NHS England chief executive Sir Simon Stevens said: “Today is a watershed moment as the world-beating NHS vaccination programme enters the home straight of our race to offer everyone their first dose.
“The NHS vaccination programme is a real team effort and it is a testament to NHS teams across the country that we are able to open up to people in their 20s just six months on from delivering that world-first jab to Maggie Keenan.
“The tireless efforts of NHS staff to protect the people they care for and their communities has quite simply saved lives, and when you get the text, you’re next.
“Getting the lifesaving Covid-19 jab is the most important thing you can do, with NHS staff vaccinating at over 1,600 sites, including vaccine buses, places of worship, sport stadiums and other convenient locations. So when you get that text, book your appointment and join the millions who are already protected.”

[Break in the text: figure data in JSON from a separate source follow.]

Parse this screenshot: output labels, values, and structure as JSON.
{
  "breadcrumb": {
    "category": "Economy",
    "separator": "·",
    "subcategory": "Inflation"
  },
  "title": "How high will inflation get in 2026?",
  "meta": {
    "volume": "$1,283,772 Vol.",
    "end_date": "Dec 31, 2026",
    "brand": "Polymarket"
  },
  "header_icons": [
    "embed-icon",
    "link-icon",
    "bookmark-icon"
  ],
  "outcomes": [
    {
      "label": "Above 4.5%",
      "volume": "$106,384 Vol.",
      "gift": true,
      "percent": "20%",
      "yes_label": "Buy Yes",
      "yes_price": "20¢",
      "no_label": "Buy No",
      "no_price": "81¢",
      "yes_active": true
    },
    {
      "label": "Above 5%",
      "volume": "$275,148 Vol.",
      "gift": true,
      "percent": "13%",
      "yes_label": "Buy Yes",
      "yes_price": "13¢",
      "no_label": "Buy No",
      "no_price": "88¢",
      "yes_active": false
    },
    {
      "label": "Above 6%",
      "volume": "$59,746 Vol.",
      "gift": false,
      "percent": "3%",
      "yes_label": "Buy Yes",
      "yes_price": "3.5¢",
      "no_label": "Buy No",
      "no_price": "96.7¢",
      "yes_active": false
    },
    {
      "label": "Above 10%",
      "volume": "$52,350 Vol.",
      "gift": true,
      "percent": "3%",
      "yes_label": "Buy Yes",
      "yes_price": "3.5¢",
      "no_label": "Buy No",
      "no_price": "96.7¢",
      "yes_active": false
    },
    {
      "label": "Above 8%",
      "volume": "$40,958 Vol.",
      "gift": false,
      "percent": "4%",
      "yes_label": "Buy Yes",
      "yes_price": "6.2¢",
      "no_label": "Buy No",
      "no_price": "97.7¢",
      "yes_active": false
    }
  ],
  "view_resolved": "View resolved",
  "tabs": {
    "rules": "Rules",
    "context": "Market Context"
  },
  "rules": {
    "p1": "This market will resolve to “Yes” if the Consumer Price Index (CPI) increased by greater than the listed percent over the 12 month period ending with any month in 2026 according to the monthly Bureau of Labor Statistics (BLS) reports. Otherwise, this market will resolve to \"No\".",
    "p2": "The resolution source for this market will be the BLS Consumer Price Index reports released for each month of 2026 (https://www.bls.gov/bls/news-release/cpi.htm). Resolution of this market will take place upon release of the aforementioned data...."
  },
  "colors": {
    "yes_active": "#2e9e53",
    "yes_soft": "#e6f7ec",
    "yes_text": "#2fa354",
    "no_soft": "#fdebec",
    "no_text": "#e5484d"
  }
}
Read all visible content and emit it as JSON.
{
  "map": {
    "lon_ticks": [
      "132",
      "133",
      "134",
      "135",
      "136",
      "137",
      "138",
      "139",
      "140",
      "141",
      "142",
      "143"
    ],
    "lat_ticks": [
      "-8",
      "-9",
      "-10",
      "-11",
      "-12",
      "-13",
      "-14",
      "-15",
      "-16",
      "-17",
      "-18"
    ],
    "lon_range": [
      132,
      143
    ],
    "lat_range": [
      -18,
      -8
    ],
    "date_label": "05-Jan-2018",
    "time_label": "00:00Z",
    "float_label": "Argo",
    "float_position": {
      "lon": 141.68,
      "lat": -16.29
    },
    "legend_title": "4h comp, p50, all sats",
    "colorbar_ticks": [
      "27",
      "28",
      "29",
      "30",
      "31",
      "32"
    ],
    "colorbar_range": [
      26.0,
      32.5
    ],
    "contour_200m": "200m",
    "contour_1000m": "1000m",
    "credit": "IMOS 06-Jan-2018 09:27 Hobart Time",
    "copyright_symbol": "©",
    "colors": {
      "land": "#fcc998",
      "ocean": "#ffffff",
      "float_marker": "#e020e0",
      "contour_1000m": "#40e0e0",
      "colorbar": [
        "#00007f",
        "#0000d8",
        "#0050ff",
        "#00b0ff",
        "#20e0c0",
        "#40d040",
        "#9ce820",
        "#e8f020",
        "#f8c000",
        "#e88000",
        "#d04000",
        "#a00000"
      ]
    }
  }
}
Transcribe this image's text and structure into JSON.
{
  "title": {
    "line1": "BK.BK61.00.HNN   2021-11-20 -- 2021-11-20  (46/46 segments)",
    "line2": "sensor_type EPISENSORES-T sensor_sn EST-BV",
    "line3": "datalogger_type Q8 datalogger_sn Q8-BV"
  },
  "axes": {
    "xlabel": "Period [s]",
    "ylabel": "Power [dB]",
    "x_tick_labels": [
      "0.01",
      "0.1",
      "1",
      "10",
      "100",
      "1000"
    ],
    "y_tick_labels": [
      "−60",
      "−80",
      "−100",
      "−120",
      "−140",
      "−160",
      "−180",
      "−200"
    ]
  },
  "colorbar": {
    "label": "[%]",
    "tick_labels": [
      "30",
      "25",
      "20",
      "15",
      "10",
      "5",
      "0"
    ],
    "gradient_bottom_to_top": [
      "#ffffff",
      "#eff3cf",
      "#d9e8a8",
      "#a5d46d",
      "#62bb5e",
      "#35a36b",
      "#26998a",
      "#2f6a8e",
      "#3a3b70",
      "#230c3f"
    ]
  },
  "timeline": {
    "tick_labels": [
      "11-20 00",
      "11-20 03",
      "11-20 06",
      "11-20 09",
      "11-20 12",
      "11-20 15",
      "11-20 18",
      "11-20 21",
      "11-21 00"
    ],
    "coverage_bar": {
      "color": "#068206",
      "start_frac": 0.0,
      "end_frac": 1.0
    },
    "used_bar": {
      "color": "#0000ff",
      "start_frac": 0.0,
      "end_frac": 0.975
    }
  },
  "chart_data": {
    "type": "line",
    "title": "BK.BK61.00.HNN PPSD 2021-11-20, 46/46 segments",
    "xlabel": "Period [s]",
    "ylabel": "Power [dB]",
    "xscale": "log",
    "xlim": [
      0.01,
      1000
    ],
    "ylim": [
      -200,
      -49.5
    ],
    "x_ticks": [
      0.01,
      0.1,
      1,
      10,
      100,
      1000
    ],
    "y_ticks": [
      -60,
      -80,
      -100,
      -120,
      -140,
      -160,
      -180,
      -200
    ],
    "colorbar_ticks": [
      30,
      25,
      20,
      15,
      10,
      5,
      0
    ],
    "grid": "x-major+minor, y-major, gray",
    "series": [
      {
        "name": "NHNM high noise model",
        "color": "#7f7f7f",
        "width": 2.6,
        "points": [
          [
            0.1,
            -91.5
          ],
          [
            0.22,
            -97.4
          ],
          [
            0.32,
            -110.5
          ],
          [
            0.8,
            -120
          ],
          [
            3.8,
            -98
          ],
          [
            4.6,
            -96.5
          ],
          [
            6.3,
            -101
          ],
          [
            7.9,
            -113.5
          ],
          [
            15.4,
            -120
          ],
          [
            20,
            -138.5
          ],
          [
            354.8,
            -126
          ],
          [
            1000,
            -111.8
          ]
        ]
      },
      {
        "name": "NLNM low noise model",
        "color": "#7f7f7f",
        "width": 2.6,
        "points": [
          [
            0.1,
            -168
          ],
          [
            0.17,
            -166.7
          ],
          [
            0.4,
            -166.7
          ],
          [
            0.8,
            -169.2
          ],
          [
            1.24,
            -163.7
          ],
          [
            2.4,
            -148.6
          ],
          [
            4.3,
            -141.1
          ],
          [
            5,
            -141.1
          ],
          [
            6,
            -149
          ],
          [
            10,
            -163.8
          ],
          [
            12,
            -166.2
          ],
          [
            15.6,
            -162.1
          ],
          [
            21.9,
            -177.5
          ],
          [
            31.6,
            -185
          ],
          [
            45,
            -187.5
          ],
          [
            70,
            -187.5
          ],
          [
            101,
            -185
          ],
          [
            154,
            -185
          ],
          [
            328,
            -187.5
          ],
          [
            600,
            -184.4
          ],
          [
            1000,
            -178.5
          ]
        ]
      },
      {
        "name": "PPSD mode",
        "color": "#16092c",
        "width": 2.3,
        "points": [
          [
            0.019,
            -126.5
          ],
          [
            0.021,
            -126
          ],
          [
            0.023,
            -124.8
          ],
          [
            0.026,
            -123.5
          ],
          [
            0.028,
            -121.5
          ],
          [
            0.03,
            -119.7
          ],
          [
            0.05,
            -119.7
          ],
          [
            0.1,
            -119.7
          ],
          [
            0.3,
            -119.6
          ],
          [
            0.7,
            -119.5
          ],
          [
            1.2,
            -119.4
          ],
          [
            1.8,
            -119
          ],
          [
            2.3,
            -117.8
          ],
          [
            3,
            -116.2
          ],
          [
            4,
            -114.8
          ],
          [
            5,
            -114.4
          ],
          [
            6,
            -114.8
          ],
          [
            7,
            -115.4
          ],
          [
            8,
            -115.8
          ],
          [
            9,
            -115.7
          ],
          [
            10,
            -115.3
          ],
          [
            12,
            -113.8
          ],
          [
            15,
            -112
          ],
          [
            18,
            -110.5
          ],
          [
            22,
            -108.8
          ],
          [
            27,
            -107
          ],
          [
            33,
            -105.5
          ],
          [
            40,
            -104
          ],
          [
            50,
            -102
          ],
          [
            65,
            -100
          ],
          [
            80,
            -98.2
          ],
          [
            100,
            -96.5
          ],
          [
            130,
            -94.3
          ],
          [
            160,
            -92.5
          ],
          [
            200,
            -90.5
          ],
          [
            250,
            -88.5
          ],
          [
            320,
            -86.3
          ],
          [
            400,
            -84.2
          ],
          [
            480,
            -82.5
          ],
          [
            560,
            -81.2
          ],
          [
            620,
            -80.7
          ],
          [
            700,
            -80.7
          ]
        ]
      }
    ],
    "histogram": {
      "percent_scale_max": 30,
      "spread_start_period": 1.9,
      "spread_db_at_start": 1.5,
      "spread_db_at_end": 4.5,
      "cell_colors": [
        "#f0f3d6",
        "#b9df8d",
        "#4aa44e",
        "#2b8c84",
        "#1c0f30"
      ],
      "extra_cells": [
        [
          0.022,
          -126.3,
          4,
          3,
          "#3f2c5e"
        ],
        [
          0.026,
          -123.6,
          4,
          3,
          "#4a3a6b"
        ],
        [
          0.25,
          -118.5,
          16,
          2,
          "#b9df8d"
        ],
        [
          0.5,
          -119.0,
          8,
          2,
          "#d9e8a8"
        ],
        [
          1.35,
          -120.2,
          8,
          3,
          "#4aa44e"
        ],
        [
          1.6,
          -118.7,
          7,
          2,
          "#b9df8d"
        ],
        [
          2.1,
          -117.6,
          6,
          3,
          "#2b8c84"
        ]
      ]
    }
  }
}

NHS England national medical director Stephen Powis said: “There’s still more to do, we might be on the home straight but it’s really important that everybody who is eligible has the opportunity to come forward.
“So that’s why this week’s milestone is so important, opening up to that final priority group, inviting in, to start off with, the 25 to 29-year-olds for their jab.
“So if you’re in that age group and you get your invite then do come along, come and get your first jab, it is the way you will protect yourself because this is a disease that can affect young people too, it’s a way to protect your family, and of course, it is the way to make sure society gets back to normal as quickly as possible.”
Alongside opening up appointments to younger age groups, the health service is pressing ahead with offering second doses to people at pace.
The so-called race between variants and vaccines has led to a sped-up timetable for offering second jabs.
Instead of waiting 12 weeks for their second dose, people are now being invited back for their second dose after eight weeks.
It comes amid concerns over the spread of the variant first identified in India, also known as the Delta variant.
Only a handful of people have been admitted to hospital after having both doses of the vaccine, NHS leaders have said previously.
In Northern Ireland and most of Wales, all adults have already been called forward to get their vaccine.
Welsh First Minister Mark Drakeford said the programme would be extended to over-18s across the country before next week.
People aged 18 to 29 in Scotland have been asked to register for their jab, with appointments starting in mid-June.
The news comes as ministers continue to deliberate on whether or not to press ahead with easing restrictions on June 21 in England.
Reports suggest the Prime Minister is considering pushing so-called freedom day back by at least two weeks in order to allow more people to be fully vaccinated.
Mr Hancock indicated at the weekend that ministers were “open” to the idea of delay.
While some scientists have advocated for a delay of a few weeks, others have said that delaying would “demoralise” the nation.
Robert Dingwall, professor of sociology at Nottingham Trent University, told LBC: “I think the population will be massively demoralised frankly.
“The data simply don’t support a delay.”
It comes as new figures show that Covid-19 case rates are rising in more local areas of the UK than at any point since early January, with numbers increasing in almost all parts of north-west England, London and Scotland.
The rise in rates has yet to be mirrored by a steady increase in Covid-19 hospital cases, however, with the latest data showing patient numbers have climbed slightly to levels last seen at the end of May.
Nearly three-quarters of local areas of the UK (283 out of 380) recorded a week-on-week rise in Covid-19 case rates for the seven days to June 2.
This is the highest proportion since January 6.
In just under half of these places (134), the rise was small enough to be in single figures.
But a growing number of areas are recording sharp jumps in rates, some of them large enough to push them above the symbolic level of 100 cases per 100,000 people.
When using a seven-day average to flatten out fluctuations in the data, 256 of 380 local areas in the UK are currently recording a rise in rates – the highest number since January 10.
The analysis has been compiled by the PA news agency using Public Health England data published on Sunday on the Government’s coronavirus dashboard.